Ultimately, Ted was a master of deception as adept at deluding himself as he was at fooling others. The final statement he makes in the courtroom shows exactly how deeply he believed in his own lies. More than that, his final moments, across the glass from Liz, also reveal the duality Ted tried to deny in himself. The tears he sheds suggest he wasn’t a pure psychopath, and he, at the bare minimum, realised what he’d done to Liz was wrong. He wipes them away, refusing to let the detective see, but, more importantly, refusing to allow himself that remaining drop of humanity clinging to his hideous psyche. Others might take this moment as the deliberate act of a psychopath, tearing up to make Liz believe his lies.
If you know more about Bundy this moment takes on different meaning.
The tears point to a remorse, however small or large, just like when Bundy refused to talk with Detective Robert Keppel about the final murder he committed before his arrest: the killing of 12-year-old Kimberly Leach. Ted was embarrassed of what he’d done, and this points to his having a conscience, buried beneath all the psychopathy. With this in mind, the tears he sheds over Liz were likely real. What’s more disturbing is that this renders Bundy less a caricature of a killer with “long teeth and saliva dripping off [his] chin” like the figurative Big Bad Wolf, and more a pathetic, weak-willed human whose life was spent destroying the lives of others all because he had mommy issues.Father Gore’s a fan of Berlinger, even if he doesn’t always hit the mark. Here, he does hit the mark, and many who’ve studied Bundy’s case, as well as read Liz’s book, will feel the same, even if not all of them do. There’s a misconception that telling the story from Liz’s POV means she would be the central character, and that’s not always the case. Her perspective is, effectively, the narrator of the story, so what the viewer sees is the view from which she witnessed Ted’s true nature unfold.
Many, many people know Bundy. It isn’t as if people will be surprised by the revelation of his crimes in the film. What Liz’s POV does is put us in a place where we don’t see all the horror and the gruesome recreations of crime scenes, we see what she saw: an attractive, smart, ambitious, and magnetic young man she thought could potentially be someone to marry one day.

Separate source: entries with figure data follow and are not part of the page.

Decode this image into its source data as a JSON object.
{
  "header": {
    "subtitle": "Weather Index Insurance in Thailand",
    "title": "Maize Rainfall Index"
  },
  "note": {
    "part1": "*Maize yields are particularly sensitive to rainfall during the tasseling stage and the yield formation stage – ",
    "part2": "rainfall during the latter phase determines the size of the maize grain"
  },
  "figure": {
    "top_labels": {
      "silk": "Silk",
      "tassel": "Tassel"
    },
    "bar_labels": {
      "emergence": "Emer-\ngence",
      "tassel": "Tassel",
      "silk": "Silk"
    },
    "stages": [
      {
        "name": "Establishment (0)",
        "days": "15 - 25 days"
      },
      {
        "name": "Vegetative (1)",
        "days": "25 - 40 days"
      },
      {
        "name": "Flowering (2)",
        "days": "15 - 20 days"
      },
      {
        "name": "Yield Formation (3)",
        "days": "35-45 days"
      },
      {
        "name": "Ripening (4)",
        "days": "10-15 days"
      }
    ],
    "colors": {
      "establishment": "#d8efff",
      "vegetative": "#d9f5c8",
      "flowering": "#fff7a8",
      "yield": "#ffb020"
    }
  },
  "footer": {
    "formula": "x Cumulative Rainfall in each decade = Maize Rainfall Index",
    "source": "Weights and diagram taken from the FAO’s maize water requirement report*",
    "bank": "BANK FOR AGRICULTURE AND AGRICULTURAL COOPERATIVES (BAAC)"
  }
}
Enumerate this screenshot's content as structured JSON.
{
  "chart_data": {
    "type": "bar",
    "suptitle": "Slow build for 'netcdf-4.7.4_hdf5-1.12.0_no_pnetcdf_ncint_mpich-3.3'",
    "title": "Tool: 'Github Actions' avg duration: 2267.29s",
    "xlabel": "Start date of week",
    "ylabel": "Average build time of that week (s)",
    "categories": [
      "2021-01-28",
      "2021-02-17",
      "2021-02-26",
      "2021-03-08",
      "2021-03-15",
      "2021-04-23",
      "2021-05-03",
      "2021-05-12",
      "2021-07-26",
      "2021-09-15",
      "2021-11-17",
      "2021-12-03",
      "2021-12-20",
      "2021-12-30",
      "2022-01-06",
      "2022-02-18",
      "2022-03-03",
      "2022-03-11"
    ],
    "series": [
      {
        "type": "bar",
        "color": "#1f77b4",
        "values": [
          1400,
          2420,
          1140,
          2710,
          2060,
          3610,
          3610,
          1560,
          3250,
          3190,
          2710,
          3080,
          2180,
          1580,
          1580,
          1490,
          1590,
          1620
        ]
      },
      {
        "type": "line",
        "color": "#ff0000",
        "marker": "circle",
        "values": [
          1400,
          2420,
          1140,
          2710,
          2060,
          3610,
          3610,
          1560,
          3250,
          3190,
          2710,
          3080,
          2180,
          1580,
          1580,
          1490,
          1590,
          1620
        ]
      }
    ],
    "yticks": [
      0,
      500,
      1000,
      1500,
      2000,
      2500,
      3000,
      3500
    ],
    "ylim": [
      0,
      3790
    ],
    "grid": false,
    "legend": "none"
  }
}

This isn’t what he was, and Berlinger isn’t asking us to AGREE with that assessment. So many people want to say Bundy wasn’t intelligent, that he was only lucky. In doing so this negates the experience of Liz, as well as others, who were drawn into the enigmatic, terrible world Bundy fabricated around him— to say Bundy wasn’t a great deceiver is to say Liz and the rest of those who were fooled weren’t intelligent enough to see through his lies, and, in a way, it’s arrogant for people to believe that when they could never imagine the life Liz had to live, both before and after she found out who Ted was genuinely.
Extremely Wicked, Shockingly Evil, and Vile never glorifies its subject, opting to show him as a bland, dishonest, and cruel human being instead, focusing on the wreckage he created that extended beyond his victims and their mourning families. He was, by all accounts, a “total waste of humanity.” If anything, the film will provoke new discussions about the depiction of serial killers across all mediums, and questioning the morality of how we tell such stories is never, ever a bad thing.